Let be $f(x,y) = \frac{1}{n!}(x-y)^n e^{-x} (0<y<x)$ a joint density function. I want to find the joint density function of $(U,V)$ where U = X and V = $e^{X-Y}$.
Now, I already found that $X$ ~ $\Gamma(n+1,1)$ and $Y$ ~ Exp(1).
I also found the density function of $V = e^{X-Y}$. However I do not think I should multiply them together because they are not independent.

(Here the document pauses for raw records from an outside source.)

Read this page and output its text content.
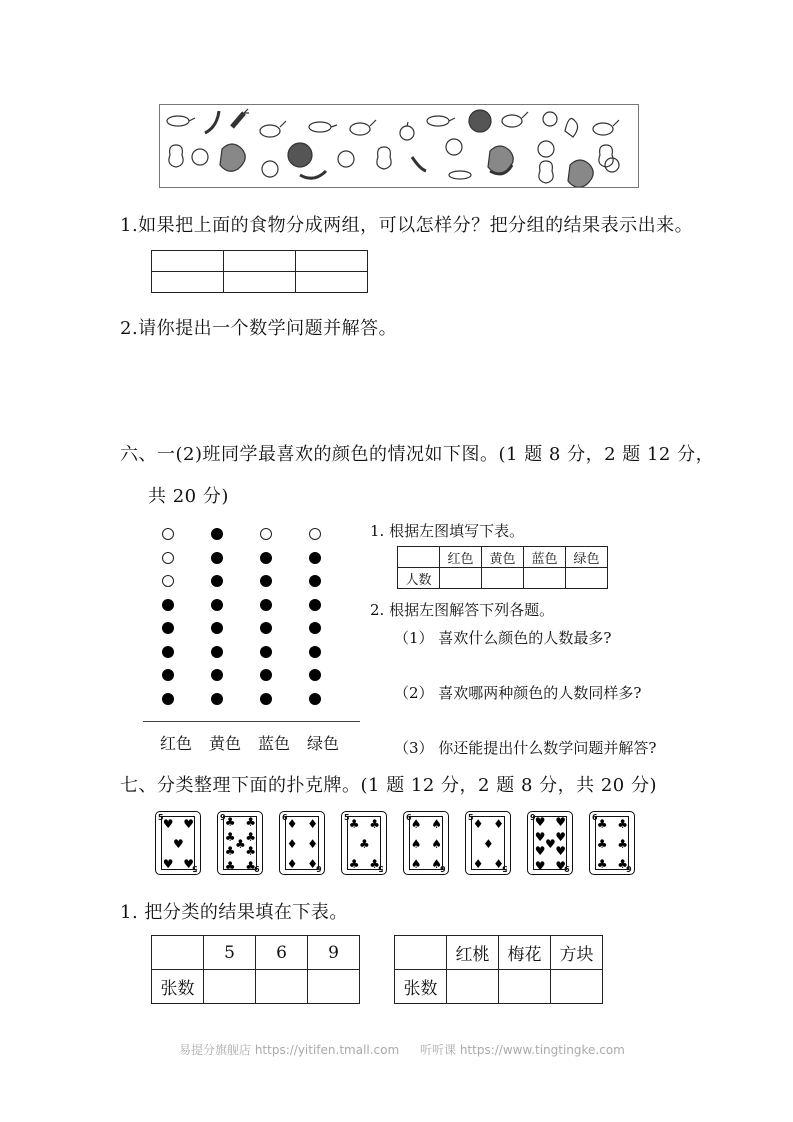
1.如果把上面的食物分成两组，可以怎样分？把分组的结果表示出来。

2.请你提出一个数学问题并解答。
六、一(2)班同学最喜欢的颜色的情况如下图。(1 题 8 分，2 题 12 分，
共 20 分)
红色 黄色 蓝色 绿色
1. 根据左图填写下表。
	红色	黄色	蓝色	绿色
人数				
2. 根据左图解答下列各题。
（1） 喜欢什么颜色的人数最多?
（2） 喜欢哪两种颜色的人数同样多?
（3） 你还能提出什么数学问题并解答?
七、分类整理下面的扑克牌。(1 题 12 分，2 题 8 分，共 20 分)
5
5
♥ ♥
♥
♥ ♥
9
9
♣ ♣
♣ ♣
♣
♣ ♣
♣ ♣
6
6
♦ ♦
♦ ♦
♦ ♦
5
5
♣ ♣
♣
♣ ♣
6
6
♠ ♠
♠ ♠
♠ ♠
5
5
♦ ♦
♦
♦ ♦
9
9
♥ ♥
♥ ♥
♥
♥ ♥
♥ ♥
6
6
♣ ♣
♣ ♣
♣ ♣
1. 把分类的结果填在下表。
	5	6	9
张数			
	红桃	梅花	方块
张数			
易提分旗舰店 https://yitifen.tmall.com 听听课 https://www.tingtingke.com
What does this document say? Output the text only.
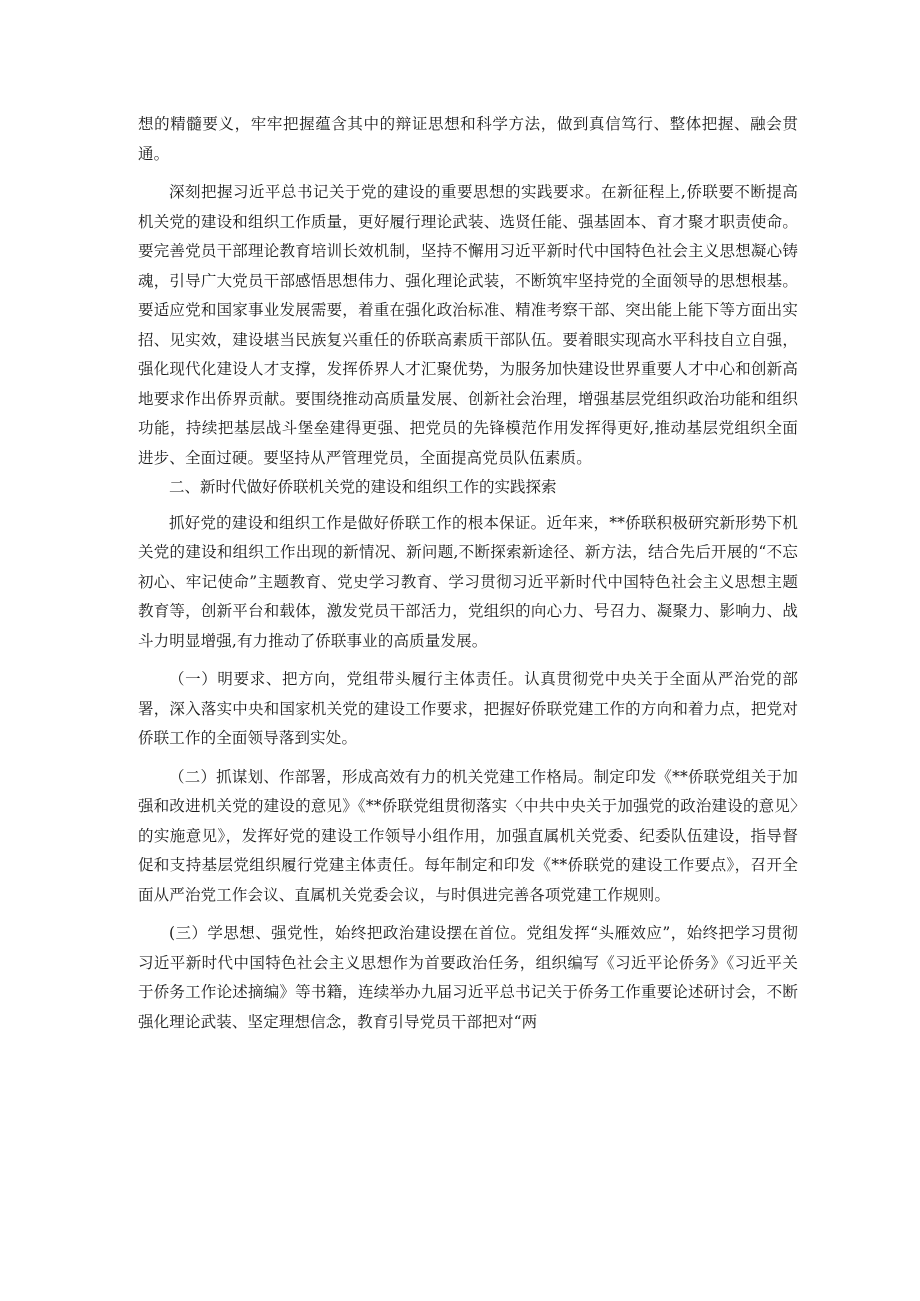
想的精髓要义，牢牢把握蕴含其中的辩证思想和科学方法，做到真信笃行、整体把握、融会贯通。

深刻把握习近平总书记关于党的建设的重要思想的实践要求。在新征程上,侨联要不断提高机关党的建设和组织工作质量，更好履行理论武装、选贤任能、强基固本、育才聚才职责使命。要完善党员干部理论教育培训长效机制，坚持不懈用习近平新时代中国特色社会主义思想凝心铸魂，引导广大党员干部感悟思想伟力、强化理论武装，不断筑牢坚持党的全面领导的思想根基。要适应党和国家事业发展需要，着重在强化政治标准、精准考察干部、突出能上能下等方面出实招、见实效，建设堪当民族复兴重任的侨联高素质干部队伍。要着眼实现高水平科技自立自强，强化现代化建设人才支撑，发挥侨界人才汇聚优势，为服务加快建设世界重要人才中心和创新高地要求作出侨界贡献。要围绕推动高质量发展、创新社会治理，增强基层党组织政治功能和组织功能，持续把基层战斗堡垒建得更强、把党员的先锋模范作用发挥得更好,推动基层党组织全面进步、全面过硬。要坚持从严管理党员，全面提高党员队伍素质。

二、新时代做好侨联机关党的建设和组织工作的实践探索

抓好党的建设和组织工作是做好侨联工作的根本保证。近年来，**侨联积极研究新形势下机关党的建设和组织工作出现的新情况、新问题,不断探索新途径、新方法，结合先后开展的“不忘初心、牢记使命”主题教育、党史学习教育、学习贯彻习近平新时代中国特色社会主义思想主题教育等，创新平台和载体，激发党员干部活力，党组织的向心力、号召力、凝聚力、影响力、战斗力明显增强,有力推动了侨联事业的高质量发展。

（一）明要求、把方向，党组带头履行主体责任。认真贯彻党中央关于全面从严治党的部署，深入落实中央和国家机关党的建设工作要求，把握好侨联党建工作的方向和着力点，把党对侨联工作的全面领导落到实处。

（二）抓谋划、作部署，形成高效有力的机关党建工作格局。制定印发《**侨联党组关于加强和改进机关党的建设的意见》《**侨联党组贯彻落实〈中共中央关于加强党的政治建设的意见〉的实施意见》，发挥好党的建设工作领导小组作用，加强直属机关党委、纪委队伍建设，指导督促和支持基层党组织履行党建主体责任。每年制定和印发《**侨联党的建设工作要点》，召开全面从严治党工作会议、直属机关党委会议，与时俱进完善各项党建工作规则。

(三）学思想、强党性，始终把政治建设摆在首位。党组发挥“头雁效应”，始终把学习贯彻习近平新时代中国特色社会主义思想作为首要政治任务，组织编写《习近平论侨务》《习近平关于侨务工作论述摘编》等书籍，连续举办九届习近平总书记关于侨务工作重要论述研讨会，不断强化理论武装、坚定理想信念，教育引导党员干部把对“两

Is there another way to find this joint density without finding the marginals? To me it seems it could be possible because X is "not changing" in the next density. Is that true?
Any idea?
Best Answer
Generally, joint density cannot be obtained by examing its marginal densities. We should consider the joint density of $(X,Y)$ as a whole, and use this to get that of $(U,V)$. To this end, we can use the transformation of variables rule, which is saying that $$ f(u,v) = f(x(u,v), y(u,v))\left|\det \frac{\partial (x,y)}{\partial (u,v)}\right|. $$ In the given situation, we have a $1$-$1$ mapping $(X,Y)\leftrightarrow (U,V)$ and $$ f(x,y)=\frac{1}{n!}(x-y)^ne^{-x}1_{x>y>0},\\ X=U,\quad Y=U-\log V. $$ (Here, $1_{(x,y)\in A}$ denotes the indicator function, which takes $1$ if the given condition is satisfied and $0$ otherwise.) Now, we have $$ \frac{\partial (x,y)}{\partial (u,v)}=\left[\begin{array}{cc}1&0\\1& -\frac{1}{v}\end{array}\right],\quad \left|\det \left[\begin{array}{cc}1&0\\ 1& -\frac{1}{v}\end{array}\right]\right|=\frac{1}{v}. $$ By the transformation rule, $$\begin{eqnarray} f(u,v) &=& \frac{1}{n!}\left(\log v\right)^n e^{-u}1_{u>\log v, v>1}\left|\det \frac{\partial (x,y)}{\partial (u,v)}\right|\\&=& \frac{1}{n!v}\left(\log v\right)^n e^{-u}1_{u>\log v>0}. \end{eqnarray}$$ This gives the joint density function of $(U,V)$.